Il processo di definizione delle modalità attraverso le quali avveniva la designazione e l’elezione dell’Imperatore impiegò vari secoli a cristallizzarsi, a partire dal 936 allorché, alla morte di Enrico I l’Uccellatore, salì sul trono Ottone I. In tale processo acquisirono un peso via via crescente «gli Arcivescovi renani (del resto praefecti, in quanto Cancellieri dei tre Regni: Colonia per l’Italia, Treviri per la Burgundia e Magonza per la Germania e l’Impero).» Enrico VI, successore del Barbarossa, «cercò di riformare, mediante trattative anche con papa Celestino V il meccanismo della successione con la creazione di un collegio elettorale composto di un ugual numero di principi e di elettori, mantenendo peraltro come condizione necessaria l’appartenenza alla stirpe regale»
A partire dal 1257 iniziò «a formarsi, dapprima in via informale (ne parla una Bolla di Urbano IV del 1263), il Collegio dei Principi elettori», che venne poi regolamentato da Carlo IV con la Bolla d’Oro (1356). Egli «dette una Legge fondamentale all’Impero e soprattutto codificò il Collegio degli Elettori in sette componenti», vale a dire: i tre Elettori ecclesiastici (Arcivescovi di Treviri, Magonza e Colonia), il Duca di Sassonia, il Marchese del Brandeburgo, il Re di Boemia e il Conte palatino del Reno. Dal Collegio Elettorale vennero esclusi i Wittelsbach di Baviera e gli Asburgo. L’imperatore fissò anche una capitale permanente (Praga) «come base del governo imperiale dei Lussemburgo: […] fino ad allora l’Impero non aveva mai avuto una “capitale” nel senso di sede di accentramento stabile e continuativo di corte, uffici, strutture burocratiche».
La morte senza eredi di Sigismondo, nel 1437, «stabilizzò in modo definitivo la situazione dell’Impero da punto di vista della successione al trono»: il duca di Austria Alberto d’Asburgo nel 1422 aveva sposato la figlia di Sigismondo, Elisabetta, spianando la strada al trono imperiale: fu eletto dai Principi elettori come Alberto II il 18 marzo 1438.

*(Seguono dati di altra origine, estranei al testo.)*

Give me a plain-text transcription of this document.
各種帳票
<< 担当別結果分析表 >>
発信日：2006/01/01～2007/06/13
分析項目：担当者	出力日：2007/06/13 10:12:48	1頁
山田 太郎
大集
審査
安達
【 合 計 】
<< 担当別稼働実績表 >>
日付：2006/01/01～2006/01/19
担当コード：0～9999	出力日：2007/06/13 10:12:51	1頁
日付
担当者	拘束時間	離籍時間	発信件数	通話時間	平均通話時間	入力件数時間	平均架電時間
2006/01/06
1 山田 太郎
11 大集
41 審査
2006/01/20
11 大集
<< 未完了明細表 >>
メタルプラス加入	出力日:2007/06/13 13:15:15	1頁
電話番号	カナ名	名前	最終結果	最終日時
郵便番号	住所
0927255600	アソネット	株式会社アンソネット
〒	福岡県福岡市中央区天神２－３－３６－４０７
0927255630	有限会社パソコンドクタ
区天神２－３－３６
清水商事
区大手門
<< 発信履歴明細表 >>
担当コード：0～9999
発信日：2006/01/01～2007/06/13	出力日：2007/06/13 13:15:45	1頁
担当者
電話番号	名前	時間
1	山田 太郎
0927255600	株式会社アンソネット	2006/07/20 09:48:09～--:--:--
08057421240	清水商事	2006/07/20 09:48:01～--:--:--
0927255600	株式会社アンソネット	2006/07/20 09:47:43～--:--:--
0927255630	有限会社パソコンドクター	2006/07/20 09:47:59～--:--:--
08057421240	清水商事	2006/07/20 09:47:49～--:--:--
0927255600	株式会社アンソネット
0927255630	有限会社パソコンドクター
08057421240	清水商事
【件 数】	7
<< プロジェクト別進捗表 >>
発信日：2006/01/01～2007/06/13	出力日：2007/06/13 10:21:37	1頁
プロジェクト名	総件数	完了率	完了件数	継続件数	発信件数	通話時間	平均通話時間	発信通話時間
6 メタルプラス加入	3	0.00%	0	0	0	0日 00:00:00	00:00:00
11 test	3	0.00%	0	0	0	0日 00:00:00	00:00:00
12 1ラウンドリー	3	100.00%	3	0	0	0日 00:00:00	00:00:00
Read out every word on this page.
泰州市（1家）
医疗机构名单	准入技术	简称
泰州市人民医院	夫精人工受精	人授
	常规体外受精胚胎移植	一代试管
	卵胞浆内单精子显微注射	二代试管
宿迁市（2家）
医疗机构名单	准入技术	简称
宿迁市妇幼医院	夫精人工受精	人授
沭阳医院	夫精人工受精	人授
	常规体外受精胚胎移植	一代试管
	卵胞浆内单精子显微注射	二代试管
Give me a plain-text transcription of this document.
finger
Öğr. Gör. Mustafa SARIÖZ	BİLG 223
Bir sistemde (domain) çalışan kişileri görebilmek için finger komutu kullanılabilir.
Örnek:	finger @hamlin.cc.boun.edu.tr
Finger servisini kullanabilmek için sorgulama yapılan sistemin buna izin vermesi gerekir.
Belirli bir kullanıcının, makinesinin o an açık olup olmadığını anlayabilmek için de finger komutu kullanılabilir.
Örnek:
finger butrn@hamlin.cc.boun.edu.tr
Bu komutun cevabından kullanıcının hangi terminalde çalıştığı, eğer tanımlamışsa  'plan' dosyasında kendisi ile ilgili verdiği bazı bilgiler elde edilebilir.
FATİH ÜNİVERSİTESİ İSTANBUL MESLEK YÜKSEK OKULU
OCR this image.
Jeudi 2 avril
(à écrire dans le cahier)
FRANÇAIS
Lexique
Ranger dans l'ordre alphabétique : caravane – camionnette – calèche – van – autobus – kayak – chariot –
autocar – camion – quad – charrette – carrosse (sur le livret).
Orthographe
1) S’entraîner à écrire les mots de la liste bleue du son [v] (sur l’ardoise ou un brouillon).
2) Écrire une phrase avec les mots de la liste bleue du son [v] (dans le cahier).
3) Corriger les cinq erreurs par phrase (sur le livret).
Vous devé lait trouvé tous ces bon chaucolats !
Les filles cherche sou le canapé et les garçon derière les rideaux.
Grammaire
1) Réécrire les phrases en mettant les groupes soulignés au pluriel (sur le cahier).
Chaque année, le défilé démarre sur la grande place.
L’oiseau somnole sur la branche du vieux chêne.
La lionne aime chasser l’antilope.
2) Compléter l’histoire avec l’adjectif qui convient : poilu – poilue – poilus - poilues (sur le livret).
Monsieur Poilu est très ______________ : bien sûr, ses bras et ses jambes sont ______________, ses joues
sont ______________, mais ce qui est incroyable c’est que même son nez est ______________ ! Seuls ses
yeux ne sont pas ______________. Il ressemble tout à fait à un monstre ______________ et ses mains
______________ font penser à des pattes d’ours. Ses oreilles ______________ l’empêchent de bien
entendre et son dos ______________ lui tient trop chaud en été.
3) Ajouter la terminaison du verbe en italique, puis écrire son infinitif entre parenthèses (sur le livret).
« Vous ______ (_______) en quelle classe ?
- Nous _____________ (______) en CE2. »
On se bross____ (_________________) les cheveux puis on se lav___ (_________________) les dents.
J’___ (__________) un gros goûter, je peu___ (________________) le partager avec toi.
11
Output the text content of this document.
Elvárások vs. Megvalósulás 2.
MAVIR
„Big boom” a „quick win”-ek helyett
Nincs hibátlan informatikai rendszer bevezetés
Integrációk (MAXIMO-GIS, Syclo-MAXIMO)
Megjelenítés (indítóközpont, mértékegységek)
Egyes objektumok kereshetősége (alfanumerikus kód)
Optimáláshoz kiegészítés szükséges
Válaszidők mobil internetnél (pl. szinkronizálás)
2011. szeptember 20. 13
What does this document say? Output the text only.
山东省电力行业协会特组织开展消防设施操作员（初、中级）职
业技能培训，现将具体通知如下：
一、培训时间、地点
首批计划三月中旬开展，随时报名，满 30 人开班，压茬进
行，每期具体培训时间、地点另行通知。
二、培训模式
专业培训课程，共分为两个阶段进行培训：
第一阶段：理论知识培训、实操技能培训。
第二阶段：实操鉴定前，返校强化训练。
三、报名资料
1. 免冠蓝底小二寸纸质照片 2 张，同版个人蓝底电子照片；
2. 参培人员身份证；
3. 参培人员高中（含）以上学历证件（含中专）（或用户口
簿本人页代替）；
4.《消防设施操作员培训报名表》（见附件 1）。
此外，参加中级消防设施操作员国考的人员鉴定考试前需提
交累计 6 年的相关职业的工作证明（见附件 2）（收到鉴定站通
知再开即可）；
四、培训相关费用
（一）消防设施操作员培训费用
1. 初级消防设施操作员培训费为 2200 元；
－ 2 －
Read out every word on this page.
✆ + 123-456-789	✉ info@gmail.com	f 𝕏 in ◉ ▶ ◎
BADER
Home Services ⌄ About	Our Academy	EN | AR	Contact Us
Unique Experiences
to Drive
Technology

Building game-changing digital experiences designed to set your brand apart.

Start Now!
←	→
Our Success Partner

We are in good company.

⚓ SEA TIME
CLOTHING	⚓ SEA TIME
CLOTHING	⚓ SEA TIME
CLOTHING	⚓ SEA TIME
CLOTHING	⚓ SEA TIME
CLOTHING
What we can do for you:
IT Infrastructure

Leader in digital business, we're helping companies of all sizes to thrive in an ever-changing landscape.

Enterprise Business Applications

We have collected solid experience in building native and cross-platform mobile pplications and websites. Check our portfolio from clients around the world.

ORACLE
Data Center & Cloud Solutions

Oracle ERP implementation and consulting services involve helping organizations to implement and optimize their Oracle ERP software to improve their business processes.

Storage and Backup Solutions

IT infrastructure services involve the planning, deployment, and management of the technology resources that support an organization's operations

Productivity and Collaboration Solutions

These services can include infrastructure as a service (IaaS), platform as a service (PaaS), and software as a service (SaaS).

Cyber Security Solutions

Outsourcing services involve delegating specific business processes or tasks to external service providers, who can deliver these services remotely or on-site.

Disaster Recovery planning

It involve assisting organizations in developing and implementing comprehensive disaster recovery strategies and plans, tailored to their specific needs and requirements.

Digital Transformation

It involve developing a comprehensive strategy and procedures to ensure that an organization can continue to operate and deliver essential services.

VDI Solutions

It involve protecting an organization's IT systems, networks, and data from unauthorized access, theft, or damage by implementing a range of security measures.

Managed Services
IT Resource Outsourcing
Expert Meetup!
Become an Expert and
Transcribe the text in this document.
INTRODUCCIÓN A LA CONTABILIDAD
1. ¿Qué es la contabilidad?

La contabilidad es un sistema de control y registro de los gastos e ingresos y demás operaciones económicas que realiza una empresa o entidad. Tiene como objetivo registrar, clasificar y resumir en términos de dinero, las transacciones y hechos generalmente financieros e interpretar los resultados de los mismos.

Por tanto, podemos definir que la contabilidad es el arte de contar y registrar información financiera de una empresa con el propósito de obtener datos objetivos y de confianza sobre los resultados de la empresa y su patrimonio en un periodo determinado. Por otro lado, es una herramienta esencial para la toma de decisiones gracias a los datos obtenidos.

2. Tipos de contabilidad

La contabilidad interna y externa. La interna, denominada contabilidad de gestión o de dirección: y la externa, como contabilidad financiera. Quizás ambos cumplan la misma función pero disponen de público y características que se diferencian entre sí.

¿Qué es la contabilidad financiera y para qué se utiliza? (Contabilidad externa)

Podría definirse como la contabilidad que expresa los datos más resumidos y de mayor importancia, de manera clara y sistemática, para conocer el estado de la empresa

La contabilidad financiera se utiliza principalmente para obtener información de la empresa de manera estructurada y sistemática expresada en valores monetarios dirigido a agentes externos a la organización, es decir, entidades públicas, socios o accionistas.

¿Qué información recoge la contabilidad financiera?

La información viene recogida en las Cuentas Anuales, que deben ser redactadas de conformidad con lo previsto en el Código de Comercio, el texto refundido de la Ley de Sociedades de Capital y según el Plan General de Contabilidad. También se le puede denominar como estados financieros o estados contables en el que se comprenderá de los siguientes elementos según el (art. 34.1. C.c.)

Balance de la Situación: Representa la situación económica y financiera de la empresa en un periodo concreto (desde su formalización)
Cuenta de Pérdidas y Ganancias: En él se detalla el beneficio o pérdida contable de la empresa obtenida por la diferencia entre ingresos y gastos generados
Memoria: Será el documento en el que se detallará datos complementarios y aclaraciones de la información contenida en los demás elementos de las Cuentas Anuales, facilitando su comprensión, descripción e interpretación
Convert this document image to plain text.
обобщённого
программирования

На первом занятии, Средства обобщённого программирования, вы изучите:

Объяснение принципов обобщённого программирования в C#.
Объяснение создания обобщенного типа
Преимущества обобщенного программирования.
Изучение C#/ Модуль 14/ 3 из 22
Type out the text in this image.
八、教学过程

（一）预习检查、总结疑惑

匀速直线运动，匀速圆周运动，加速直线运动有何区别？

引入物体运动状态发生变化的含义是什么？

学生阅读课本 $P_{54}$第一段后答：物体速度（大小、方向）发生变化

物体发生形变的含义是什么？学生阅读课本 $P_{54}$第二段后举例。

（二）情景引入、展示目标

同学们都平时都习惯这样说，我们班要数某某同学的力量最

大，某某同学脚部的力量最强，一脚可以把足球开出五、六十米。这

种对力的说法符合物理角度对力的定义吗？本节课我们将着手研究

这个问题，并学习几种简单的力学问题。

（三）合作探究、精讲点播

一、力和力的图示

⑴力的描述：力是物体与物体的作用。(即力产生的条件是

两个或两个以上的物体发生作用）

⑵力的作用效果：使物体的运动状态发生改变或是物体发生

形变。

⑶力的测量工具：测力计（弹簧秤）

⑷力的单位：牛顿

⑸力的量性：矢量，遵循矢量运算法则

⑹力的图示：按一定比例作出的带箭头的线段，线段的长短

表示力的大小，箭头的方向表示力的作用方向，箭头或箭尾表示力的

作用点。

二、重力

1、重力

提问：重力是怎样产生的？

«L’abile connubio fra vicende familiari, ideologie ereditarie, tradizioni imperiali, e manovre di potere operato dagli Asburgo surclassava ormai le possibili dinastie rivali. Nessuna Casata infatti poteva vantare una situazione così solida ed estesa. e gli Asburgo si presentavano come gli unici degni di essere Imperatori: lo “stato di necessità” nelle elezioni imperiali era ormai definitivo.»
L’elezione dell’imperatore andò avvolgendosi di un’aura sacrale: nella prima metà del ‘400, «la riunione del Collegio elettorale venne avvicinata a quella del Conclave che eleggeva il Papa. In fondo si trattava di eleggere il “capo delle cristianità”, e non a caso si iniziò a parlare di una riunione “in conclave” degli Elettori allorché si riunivano nell’apposita cappella nella Chiesa di San Bartolomeo a Francoforte.»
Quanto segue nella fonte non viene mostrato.